Semaglutide Improve CV events? SELECT Trial Summary
The SELECT trial, a pivotal study published in the New England Journal of Medicine (NEJM) in November 2023, has offered the medical community valuable insights into the treatment of cardiovascular (CV) events in patients with obesity but without diabetes. The rigorously designed SELECT trial stands as a milestone in cardiovascular research, especially pertinent for individuals with preexisting cardiovascular diseases and overweight or obesity issues.
The SELECT trial was a multicenter, double-blind, randomized, placebo-controlled study that sought to determine the association of subcutaneous semaglutide with cardiovascular events. The trial involved 17,604 patients who were randomized to receive either semaglutide or a placebo. The objective was clear: to explore the impact of semaglutide on patients with a BMI of ≥27 kg/m2, aged ≥45 years, who had prior instances of myocardial infarction (MI), stroke, or peripheral arterial disease (PAD) with specific conditions, but who did not have diabetes mellitus (DM).

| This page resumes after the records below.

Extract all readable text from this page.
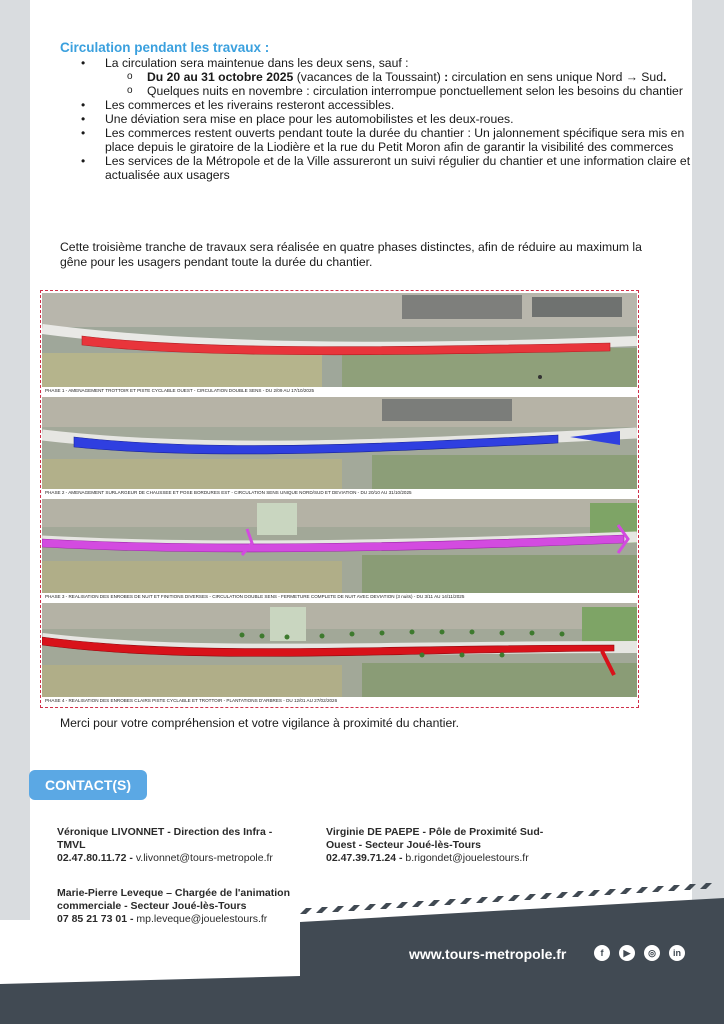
Circulation pendant les travaux :
• La circulation sera maintenue dans les deux sens, sauf :
o Du 20 au 31 octobre 2025 (vacances de la Toussaint) : circulation en sens unique Nord → Sud.
o Quelques nuits en novembre : circulation interrompue ponctuellement selon les besoins du chantier
• Les commerces et les riverains resteront accessibles.
• Une déviation sera mise en place pour les automobilistes et les deux-roues.
• Les commerces restent ouverts pendant toute la durée du chantier : Un jalonnement spécifique sera mis en place depuis le giratoire de la Liodière et la rue du Petit Moron afin de garantir la visibilité des commerces
• Les services de la Métropole et de la Ville assureront un suivi régulier du chantier et une information claire et actualisée aux usagers

Cette troisième tranche de travaux sera réalisée en quatre phases distinctes, afin de réduire au maximum la gêne pour les usagers pendant toute la durée du chantier.

PHASE 1 - AMENAGEMENT TROTTOIR ET PISTE CYCLABLE OUEST - CIRCULATION DOUBLE SENS - DU 2/09 AU 17/10/2025
PHASE 2 - AMENAGEMENT SURLARGEUR DE CHAUSSEE ET POSE BORDURES EST - CIRCULATION SENS UNIQUE NORD/SUD ET DEVIATION - DU 20/10 AU 31/10/2025
PHASE 3 - REALISATION DES ENROBES DE NUIT ET FINITIONS DIVERSES - CIRCULATION DOUBLE SENS - FERMETURE COMPLETE DE NUIT AVEC DEVIATION (3 nuits) - DU 3/11 AU 14/11/2025
PHASE 4 - REALISATION DES ENROBES CLAIRS PISTE CYCLABLE ET TROTTOIR - PLANTATIONS D'ARBRES - DU 12/01 AU 27/02/2026

Merci pour votre compréhension et votre vigilance à proximité du chantier.

CONTACT(S)
Véronique LIVONNET - Direction des Infra - TMVL
02.47.80.11.72 - v.livonnet@tours-metropole.fr
Virginie DE PAEPE - Pôle de Proximité Sud-Ouest - Secteur Joué-lès-Tours
02.47.39.71.24 - b.rigondet@jouelestours.fr
Marie-Pierre Leveque – Chargée de l'animation commerciale - Secteur Joué-lès-Tours
07 85 21 73 01 - mp.leveque@jouelestours.fr
www.tours-metropole.fr	f	▶	◎	in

The primary outcome of the SELECT trial was a composite of cardiovascular death, nonfatal myocardial infarction, and nonfatal stroke. The results were significant, with the semaglutide group showing a 6.5% incidence compared to 8.0% in the placebo group, indicating a hazard ratio (HR) of 0.80 and a 95% confidence interval (CI) ranging from 0.72 to 0.90. This marked a statistically significant finding with a p-value of <0.001, underscoring semaglutide’s efficacy in reducing major cardiovascular events.
The study also investigated secondary outcomes, including the individual components of the primary composite outcome. The incidence of CV death alone was 2.5% in the semaglutide group versus 3.0% in the placebo group, resulting in an HR of 0.85, although this did not reach statistical significance, with a p-value of 0.07. Moreover, the rate of CV death or heart failure hospitalization was 3.4% for semaglutide against 4.1% for placebo, which was statistically significant with an HR of 0.82 and a p-value of <0.96.
The conclusion drawn from the SELECT trial is robust and promising: weekly subcutaneous semaglutide at a dose of 2.4 mg was superior to placebo in reducing the incidence of death from cardiovascular causes, nonfatal myocardial infarction, or nonfatal stroke over an average follow-up period of 39.8 months. This conclusion has profound implications for the management of cardiovascular risk in patients with obesity, offering a new therapeutic avenue to consider.
The SELECT trial is not just a clinical study; it is a testament to the evolving landscape of cardiovascular risk management. It highlights the importance of innovative approaches to address the complex interplay between obesity and cardiovascular health. The trial’s findings are particularly crucial for cardiologists and primary care physicians who are at the frontline of managing patients with cardiovascular risk factors.
Moreover, the SELECT trial underscores the need for tailored treatments for patients with specific profiles — in this case, those with obesity but without diabetes. The study provides a data-driven basis for healthcare professionals to make informed decisions about incorporating semaglutide into their clinical practice.
As we continue to disseminate the findings from the SELECT trial, it is essential to appreciate the trial’s contribution to evidence-based medicine. It serves as a guiding light for future research and paves the way for more targeted, effective treatments for cardiovascular disease in special populations. The SELECT trial is a leap forward in our quest to reduce the burden of cardiovascular disease, and its findings will resonate for years to come in the medical community.